(The Center Square) – Supply chain issues caused by the COVID-19 pandemic revealed how vulnerable the United States was to microchip shortages.
That may change with the passage of new federal legislation. Illinois manufacturers support the move.
The federal legislation that passed both chambers seeks to provide tens of billions of dollars in manufacturing incentives and research and development funding for the American semiconductor industry.
Proponents, including Mark Denzler, CEO of the Illinois Manufacturers’ Association, said the effort is vital for national security.
Denzler told The Center Square that too much microchip manufacturing has moved overseas in the past two decades. The United States remains the world leader in microchip design, but the U.S. share of microchip manufacturing has dropped from 40% to 13% in recent years.
“Today, Asia produces 70% of microchip production,” Denzler said. “Ninety percent of the high tech chips that are used in defense and aerospace are now manufactured overseas.”

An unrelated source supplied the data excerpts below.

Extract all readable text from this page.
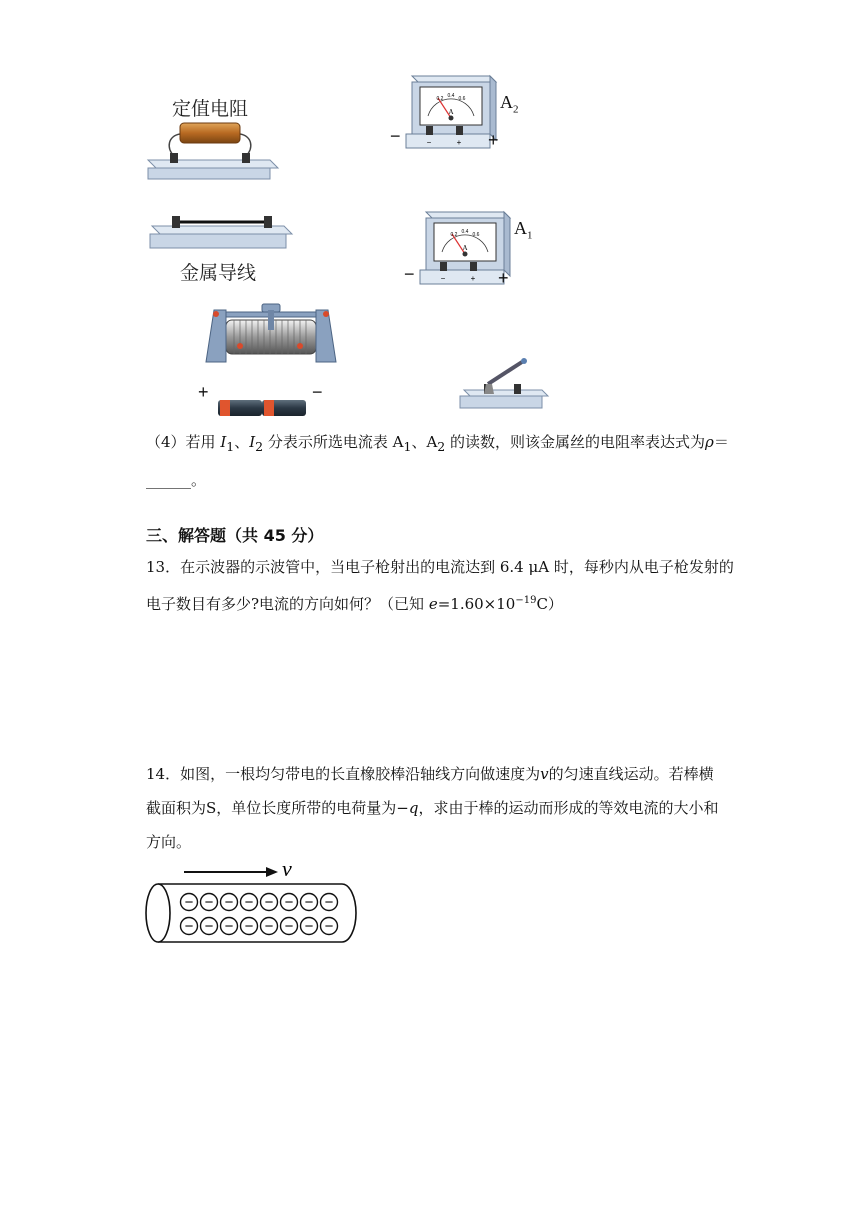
定值电阻
−
A
0.2 0.4 0.6
−	+ +
$A_2$
金属导线	−
A
0.2 0.4 0.6
−	+ +
$A_1$
+	−
（4）若用 $I_1$、$I_2$ 分表示所选电流表 $A_1$、$A_2$ 的读数，则该金属丝的电阻率表达式为ρ＝
______。
三、解答题（共 45 分）
13．在示波器的示波管中，当电子枪射出的电流达到 6.4 μA 时，每秒内从电子枪发射的
电子数目有多少?电流的方向如何？（已知 $e=1.60\times 10^{-19}C$）
14．如图，一根均匀带电的长直橡胶棒沿轴线方向做速度为v的匀速直线运动。若棒横
截面积为S，单位长度所带的电荷量为−q，求由于棒的运动而形成的等效电流的大小和
方向。
v
− − − − − − − −
− − − − − − − −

For several years, IMA has been working to make sure that Illinois is well-positioned as a home for new semiconductor plants. News that Congress is moving forward with an aggressive commitment to building new semiconductor plants is exactly what IMA has wanted.
“This spring IMA championed passage of the MICRO Act (the Manufacturing Illinois Chips for Real Opportunity Act) in the Illinois legislature so that Illinois would be ready to take advantage when Congress and the president acted to incentivize new microchip manufacturing,” Denzler said.
In addition to money to build new microchip plants, a draft version of the bill proposes a 25% tax credit for research and development and $200 million for worker training.
A provision proposed in the bill designates the National Science Foundation to lead an innovation effort on the development of basic and applied research and to ramp up science, mathematics, technology and engineering education.